Lista de material escolar

A loja ficava no centro da cidade. Era uma charmosa construção enxaimel com gerânios a adornar os parapeitos das janelas.
Eu trabalhava como balconista naquele comércio especializado em revistas, fotografias, papelaria, jornais, livros entre milhares de outras quinquilharias, como por exemplo, material escolar.
O verão sempre foi um período de poucas vendas. Devido ao calor infernal e a ausência de vento, muitos pomerodenses fogem para o litoral.
No entanto, pouco antes do início do ano letivo, tudo se transformava.

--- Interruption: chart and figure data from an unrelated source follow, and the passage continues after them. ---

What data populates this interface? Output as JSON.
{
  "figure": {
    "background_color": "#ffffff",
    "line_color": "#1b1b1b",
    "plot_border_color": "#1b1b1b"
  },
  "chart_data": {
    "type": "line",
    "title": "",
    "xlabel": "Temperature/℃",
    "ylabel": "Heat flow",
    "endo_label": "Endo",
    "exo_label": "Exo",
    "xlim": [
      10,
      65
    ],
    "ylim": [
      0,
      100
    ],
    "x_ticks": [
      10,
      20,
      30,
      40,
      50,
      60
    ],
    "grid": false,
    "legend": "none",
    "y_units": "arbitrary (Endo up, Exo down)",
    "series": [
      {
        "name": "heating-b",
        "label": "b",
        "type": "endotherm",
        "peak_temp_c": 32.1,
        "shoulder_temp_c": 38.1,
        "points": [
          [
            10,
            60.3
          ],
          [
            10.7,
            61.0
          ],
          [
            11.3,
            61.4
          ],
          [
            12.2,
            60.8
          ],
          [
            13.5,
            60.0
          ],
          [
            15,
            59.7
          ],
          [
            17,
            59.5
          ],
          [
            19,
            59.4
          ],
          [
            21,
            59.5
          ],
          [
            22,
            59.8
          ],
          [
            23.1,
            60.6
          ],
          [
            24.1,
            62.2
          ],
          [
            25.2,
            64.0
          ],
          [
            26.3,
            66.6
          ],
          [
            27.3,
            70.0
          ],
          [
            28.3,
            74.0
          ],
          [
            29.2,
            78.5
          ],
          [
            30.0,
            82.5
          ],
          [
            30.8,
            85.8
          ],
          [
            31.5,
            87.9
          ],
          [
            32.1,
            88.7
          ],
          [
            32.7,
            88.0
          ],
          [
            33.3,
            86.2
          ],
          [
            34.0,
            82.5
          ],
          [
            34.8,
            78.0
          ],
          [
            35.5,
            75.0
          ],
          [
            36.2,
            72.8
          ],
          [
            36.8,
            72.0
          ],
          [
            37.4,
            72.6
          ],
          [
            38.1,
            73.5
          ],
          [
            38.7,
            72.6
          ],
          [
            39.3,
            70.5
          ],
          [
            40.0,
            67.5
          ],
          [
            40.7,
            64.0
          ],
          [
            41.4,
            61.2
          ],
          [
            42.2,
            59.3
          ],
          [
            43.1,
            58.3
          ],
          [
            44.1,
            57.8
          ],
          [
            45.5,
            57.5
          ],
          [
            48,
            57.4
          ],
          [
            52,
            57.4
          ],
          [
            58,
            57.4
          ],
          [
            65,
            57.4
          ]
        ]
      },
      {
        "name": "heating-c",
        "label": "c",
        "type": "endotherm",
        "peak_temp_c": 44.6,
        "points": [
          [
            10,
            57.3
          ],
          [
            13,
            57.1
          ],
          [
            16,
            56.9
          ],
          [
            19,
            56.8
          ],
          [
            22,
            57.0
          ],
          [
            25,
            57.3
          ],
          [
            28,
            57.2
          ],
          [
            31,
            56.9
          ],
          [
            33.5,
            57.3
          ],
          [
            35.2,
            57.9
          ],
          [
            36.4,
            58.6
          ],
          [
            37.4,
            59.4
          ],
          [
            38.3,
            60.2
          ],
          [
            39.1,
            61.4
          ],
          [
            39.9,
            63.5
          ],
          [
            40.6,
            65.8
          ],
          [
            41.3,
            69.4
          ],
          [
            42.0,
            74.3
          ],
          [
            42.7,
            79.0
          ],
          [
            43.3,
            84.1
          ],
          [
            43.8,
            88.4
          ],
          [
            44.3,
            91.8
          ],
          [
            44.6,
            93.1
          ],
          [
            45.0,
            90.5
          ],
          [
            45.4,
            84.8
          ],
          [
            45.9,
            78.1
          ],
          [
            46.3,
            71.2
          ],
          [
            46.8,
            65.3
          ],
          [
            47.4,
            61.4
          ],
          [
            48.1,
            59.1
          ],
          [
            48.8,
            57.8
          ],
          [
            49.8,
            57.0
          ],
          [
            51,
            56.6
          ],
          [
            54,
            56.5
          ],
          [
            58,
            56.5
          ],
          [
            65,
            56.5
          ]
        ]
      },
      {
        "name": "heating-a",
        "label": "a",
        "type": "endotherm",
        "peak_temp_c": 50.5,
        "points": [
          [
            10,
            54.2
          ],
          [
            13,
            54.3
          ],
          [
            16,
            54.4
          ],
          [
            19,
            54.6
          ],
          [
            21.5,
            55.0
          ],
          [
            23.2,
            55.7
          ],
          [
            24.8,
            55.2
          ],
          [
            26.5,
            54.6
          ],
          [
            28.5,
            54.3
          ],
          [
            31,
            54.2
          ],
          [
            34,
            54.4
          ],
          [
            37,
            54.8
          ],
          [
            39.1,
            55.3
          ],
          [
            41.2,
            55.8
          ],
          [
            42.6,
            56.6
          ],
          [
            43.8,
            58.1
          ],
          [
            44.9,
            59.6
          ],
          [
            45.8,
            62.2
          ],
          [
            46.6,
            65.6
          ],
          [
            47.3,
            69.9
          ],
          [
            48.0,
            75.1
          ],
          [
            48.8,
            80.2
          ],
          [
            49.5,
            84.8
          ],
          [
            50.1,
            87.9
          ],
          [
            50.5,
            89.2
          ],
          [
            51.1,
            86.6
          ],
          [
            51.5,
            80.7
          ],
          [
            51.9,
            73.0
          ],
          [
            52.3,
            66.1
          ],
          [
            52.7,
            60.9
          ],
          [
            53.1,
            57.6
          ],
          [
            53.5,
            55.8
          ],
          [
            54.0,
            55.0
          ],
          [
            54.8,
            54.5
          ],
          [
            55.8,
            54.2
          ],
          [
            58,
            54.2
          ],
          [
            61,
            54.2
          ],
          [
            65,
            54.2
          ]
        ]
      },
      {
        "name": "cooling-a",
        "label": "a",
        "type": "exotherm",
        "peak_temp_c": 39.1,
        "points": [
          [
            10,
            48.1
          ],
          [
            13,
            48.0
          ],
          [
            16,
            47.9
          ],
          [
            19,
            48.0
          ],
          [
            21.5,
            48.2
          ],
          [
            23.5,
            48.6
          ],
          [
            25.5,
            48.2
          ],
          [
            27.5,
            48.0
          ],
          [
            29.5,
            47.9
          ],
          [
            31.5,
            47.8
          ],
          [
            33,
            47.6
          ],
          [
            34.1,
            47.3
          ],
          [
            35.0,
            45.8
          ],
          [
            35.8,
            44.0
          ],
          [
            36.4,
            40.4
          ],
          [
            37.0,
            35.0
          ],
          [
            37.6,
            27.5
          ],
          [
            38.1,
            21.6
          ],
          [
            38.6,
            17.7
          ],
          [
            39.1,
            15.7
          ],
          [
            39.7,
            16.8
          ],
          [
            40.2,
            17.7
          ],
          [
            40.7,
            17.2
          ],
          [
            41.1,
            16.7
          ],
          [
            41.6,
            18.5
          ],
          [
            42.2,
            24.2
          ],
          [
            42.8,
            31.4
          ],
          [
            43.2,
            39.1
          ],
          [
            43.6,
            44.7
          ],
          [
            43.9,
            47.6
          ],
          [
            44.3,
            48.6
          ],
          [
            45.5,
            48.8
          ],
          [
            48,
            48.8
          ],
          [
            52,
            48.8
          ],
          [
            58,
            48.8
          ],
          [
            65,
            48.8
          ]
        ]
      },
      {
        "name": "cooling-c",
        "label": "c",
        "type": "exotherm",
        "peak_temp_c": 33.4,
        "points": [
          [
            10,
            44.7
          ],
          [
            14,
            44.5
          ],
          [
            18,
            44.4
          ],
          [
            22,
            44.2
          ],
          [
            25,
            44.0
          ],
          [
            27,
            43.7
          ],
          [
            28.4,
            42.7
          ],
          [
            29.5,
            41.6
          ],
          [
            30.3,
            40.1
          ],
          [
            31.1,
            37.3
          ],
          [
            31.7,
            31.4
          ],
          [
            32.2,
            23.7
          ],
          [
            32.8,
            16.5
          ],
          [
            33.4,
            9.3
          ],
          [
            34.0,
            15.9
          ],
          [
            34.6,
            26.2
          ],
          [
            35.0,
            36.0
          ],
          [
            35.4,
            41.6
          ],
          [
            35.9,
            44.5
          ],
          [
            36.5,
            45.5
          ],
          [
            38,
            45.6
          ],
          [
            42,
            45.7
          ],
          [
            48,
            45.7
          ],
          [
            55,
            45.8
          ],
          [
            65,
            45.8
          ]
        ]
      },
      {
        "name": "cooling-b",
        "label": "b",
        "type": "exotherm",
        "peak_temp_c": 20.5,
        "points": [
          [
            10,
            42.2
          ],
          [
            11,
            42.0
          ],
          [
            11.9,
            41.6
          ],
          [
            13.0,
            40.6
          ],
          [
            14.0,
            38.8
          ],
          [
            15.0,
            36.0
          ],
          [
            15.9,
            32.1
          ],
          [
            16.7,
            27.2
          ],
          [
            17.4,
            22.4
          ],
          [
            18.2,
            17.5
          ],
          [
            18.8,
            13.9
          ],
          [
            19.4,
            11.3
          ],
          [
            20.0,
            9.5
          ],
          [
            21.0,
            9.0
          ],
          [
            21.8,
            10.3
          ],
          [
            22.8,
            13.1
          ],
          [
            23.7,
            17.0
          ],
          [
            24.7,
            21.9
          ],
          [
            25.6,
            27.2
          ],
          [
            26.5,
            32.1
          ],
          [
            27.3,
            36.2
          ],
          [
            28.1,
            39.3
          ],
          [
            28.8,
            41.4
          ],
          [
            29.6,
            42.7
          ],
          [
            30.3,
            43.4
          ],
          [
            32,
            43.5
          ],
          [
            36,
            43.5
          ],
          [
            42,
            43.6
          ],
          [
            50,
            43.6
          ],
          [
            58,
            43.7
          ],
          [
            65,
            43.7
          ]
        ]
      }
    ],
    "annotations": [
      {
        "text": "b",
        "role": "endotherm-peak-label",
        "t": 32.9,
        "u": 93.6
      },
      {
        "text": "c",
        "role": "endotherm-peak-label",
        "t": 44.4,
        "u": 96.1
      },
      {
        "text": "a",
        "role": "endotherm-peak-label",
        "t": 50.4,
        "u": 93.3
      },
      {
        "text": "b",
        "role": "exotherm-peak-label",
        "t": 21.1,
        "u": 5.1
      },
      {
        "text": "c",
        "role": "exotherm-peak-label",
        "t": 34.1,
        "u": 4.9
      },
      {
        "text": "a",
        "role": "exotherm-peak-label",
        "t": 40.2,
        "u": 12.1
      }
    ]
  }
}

Uma miríade de pais, mães e filhos invadiam a loja com enormes listas. Famílias inteiras apinhavam-se no balcão da loja. Nós éramos caçados como verdadeiras “pseudocelebridades”. Depois de muita espera, havia famílias que chegavam a chorar de alegria com a  simples pergunta:
– Vocês já foram atendidos?
Minha estratégia era sempre começar pelos itens que não geravam conflito como, por exemplo, cartolina, papel crepom e plástico transparente.
Depois vinham os cadernos. Capa dura ou capa normal? Bom, discussões estéticas entre os membros de uma família, confesso, não era um problema dos mais sérios.
O negócio complicava mesmo era com as caixas de lápis de cor. Tal escolha foi motivo, tenho certeza, de um número sem-fim de separações.
A criança tentava ganhar uma de trinta e seis, o pai argumentava que na época dele não tinha esse negócio. Lápis de cor era a caixa de doze e, ainda por cima, a pequena. As mães intercediam pelos pequenos… “Quem sabe levamos a caixa de vinte e quatro, assim todos ficamos felizes.”
O clima de guerra se acentuava nas pequenas coisas. Lápis ou lapiseira? Borracha branca  pequena ou grande em forma de elefante? Penal, de napa simples ou de náilon com três pavimentos? Régua acrílica com a tabuada impressa ou de madeira? Giz de cera “jumbo” ou do magrinho que só de olhar já se quebra inteiro?
Cada pergunta por mim proferida gerava discussões acaloradas. Caneta Bic era castigo. A mãe olhava para o “serzinho” e dizia: “Se tu não se comportar vou levar apenas uma caneta Bic para ti! Na minha época a gente só tinha isso!”
Teve uma vez que, no intuito de conseguir um apontador de trenzinho, um menino forjou um ataque epilético com direito a contrações musculares e tudo mais. A mãe, desesperada, chamou o pai. Assim que este apareceu o menino levantou prontamente e achou lindo o apontador de ferro simples.
Naqueles anos que ali trabalhei  vendendo material escolar, vi crianças sendo arrastadas pelo chão até o carro; maridos gritando com suas mulheres, mulheres berrando com seus maridos, crianças tomando cascudo, puxões de orelha, beliscões.
Aterrorizante era quando a mãe ou o pai, de fala baixa e sem muitas expressões, olhava para a filha ou filho a ter um chilique e dizia: Em casa a gente conversa.
Eu, em minha voluntária  posição de “conciliador familiar”, mostrava para as crianças o quão legal era ter um apontador sem lixeira pois era a chance de poder levantar e dar um “rolê” pela sala para apontar o lápis. Além do mais, a caixa de lápis de cor de doze cores era leve e possibilitava um número sem-fim de combinações. Monet permaneceria Monet com apenas duas cores. Com doze cores diferentes era possível criar um universo.
Dada minha dialética enfadonha, muitas crianças, infelizmente, passaram a me odiar, mas, quando a criança aceitava meus argumentos, a família jubilava e me agradecia sem parar.
Não era fácil sobreviver aquelas listas. Digo mais, se eu fosse padre, em vez de mandar meus confessionários rezarem eu os mandaria vender uma, duas ou três listas de material escolar, dependendo o tamanho do pecado.